La seule qui me laisse un peu perplexe, en réalité, est Rosita elle-même. On comprend qu'elle n'est pas venue dans ce bled perdu des Pays-Bas pour aller résoudre une enquête (qui va se présenter à elle à son corps presque défendant !), mais pour une raison autre que de pures vacances ; raison qui sera peu à peu révélée, mais qui pour moi n'est pas aboutie. À part ça, j'ai un peu de mal avec la personnage même : l'autrice nous la présente comme une policière hors pair, qui a un taux de réussite phénoménal y compris pour quelques cold cases, et elle nous cite même quelques exemples vite survolés de ce que Rosita a réalisé dans sa carrière parisienne. Bon, ok : on n'a aucun de ces antécédents, je me suis même demandé s'il y avait une série avant la série, que j'aurais loupée, et dans laquelle les aventures parisiennes auraient été contées… Mais non, il semble bien que c'est le tome 1 d'une nouvelle série avec cette héroïne-là. Soit.
Mais alors, pourquoi faut-il toujours que les autrices jeunes (car Anne Boudart est jeune, quand on voit ses photos sur Internet c'est indéniable) dépeignent leurs aîné.es comme à moitié arriéré.es ?! Parce qu'elle a 57 ans (ce qui est répété plus d'une fois), Rosita est enrobée, petite, coiffée à la va-comme-je-te-pousse hirsute parce qu'elle ne prend plus soin d'elle, et mal attifée.
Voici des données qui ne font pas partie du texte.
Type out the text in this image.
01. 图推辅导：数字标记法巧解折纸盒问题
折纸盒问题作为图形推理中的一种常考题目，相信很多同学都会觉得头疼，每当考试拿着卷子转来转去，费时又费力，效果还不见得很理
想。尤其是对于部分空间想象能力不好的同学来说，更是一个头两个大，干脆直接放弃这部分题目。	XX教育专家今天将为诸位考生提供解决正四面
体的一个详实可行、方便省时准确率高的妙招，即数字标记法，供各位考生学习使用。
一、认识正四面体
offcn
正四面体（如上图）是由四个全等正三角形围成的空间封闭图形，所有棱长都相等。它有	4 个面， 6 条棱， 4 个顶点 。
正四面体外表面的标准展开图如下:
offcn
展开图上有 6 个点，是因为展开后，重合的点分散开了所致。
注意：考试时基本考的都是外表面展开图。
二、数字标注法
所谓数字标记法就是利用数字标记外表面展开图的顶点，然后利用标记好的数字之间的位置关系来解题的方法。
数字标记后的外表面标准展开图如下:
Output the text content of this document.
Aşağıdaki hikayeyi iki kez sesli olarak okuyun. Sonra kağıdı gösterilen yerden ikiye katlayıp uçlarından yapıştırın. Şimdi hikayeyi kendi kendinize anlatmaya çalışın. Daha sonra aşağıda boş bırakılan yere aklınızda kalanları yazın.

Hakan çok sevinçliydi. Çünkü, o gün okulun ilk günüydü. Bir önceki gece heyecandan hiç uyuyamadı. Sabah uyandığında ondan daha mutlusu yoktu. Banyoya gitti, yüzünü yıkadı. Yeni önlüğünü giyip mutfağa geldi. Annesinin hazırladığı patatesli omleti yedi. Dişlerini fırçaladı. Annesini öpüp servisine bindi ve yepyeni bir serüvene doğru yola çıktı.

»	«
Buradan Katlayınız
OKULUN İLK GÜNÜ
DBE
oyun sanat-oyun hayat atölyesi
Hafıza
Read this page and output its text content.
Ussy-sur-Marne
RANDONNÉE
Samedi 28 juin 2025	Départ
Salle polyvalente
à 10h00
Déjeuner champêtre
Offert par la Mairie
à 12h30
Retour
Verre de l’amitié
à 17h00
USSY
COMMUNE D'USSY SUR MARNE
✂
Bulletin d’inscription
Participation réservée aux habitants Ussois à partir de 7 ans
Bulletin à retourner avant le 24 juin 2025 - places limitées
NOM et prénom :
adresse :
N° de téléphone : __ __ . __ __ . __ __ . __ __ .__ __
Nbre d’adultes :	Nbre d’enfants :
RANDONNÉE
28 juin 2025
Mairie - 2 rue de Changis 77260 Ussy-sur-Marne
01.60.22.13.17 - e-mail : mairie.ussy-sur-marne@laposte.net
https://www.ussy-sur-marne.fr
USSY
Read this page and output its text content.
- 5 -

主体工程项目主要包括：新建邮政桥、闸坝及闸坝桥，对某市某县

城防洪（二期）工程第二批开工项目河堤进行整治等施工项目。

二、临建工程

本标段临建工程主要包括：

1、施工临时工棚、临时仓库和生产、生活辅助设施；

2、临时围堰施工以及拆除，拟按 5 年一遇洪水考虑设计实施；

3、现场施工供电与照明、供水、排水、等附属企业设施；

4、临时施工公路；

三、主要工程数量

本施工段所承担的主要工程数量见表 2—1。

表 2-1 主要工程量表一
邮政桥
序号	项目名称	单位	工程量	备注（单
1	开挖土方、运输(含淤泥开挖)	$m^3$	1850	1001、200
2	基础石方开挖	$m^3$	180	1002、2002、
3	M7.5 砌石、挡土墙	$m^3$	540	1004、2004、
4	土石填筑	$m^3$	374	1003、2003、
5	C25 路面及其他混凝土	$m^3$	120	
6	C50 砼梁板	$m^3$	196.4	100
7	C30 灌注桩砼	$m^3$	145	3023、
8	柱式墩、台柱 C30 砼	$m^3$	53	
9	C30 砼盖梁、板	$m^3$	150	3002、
Certes, c'est un choix d'autrice, et je l'ai dit, on sait qu'on est dans la caricature… mais Anne Boudart aurait-elle décrit son héroïne d'une telle façon si elle lui avait donné 15 ou seulement 10 ans de moins ? J'ai un gros doute…
Ici en tout cas, j'ai ressenti que cette décrépitude physique (y inclus capillaire et vestimentaire) allait de pair avec l'âge « avancé » de Rosita qui, en contrepartie, a quand même un esprit toujours aussi vif, ouf ! Il n'empêche : à mes yeux de (jeune) quinquagénaire, cette façon de présenter une autre quinqua relève d'un certain « jeunisme ». Oh ! il est masqué, sans doute même pas conscient de la part de l'autrice ! alors je lève les yeux sur plusieurs de mes collègues qui approchent de la soixantaine, et tout à coup je trouve cette vision de l'autrice, caricature ou pas, tout simplement très réductrice, « sans le vouloir » peut-être, mais à la limite, c'est encore pire…

Lirai-je la suite des aventures de Rosita Marcadet ? Après tout, ceci est présenté comme un tome 1, donc on imagine très bien que ça ne va pas s'arrêter là ! Rassurez-vous : ma réponse ne sera pas tranchée en défaveur de l'autrice ! Je pense même lui laisser une seconde chance, en accentuant peut-être davantage mon regard d'entomologiste, ce qui évitera les déceptions. Après tout, je peux bien reconnaître que parfois, ce regard d'une Française sur des Pays-Bas tellement exotiques m'a fait sourire, aussi, à défaut d'y avoir trouvé l'engouement de la plupart des autres lecteurs.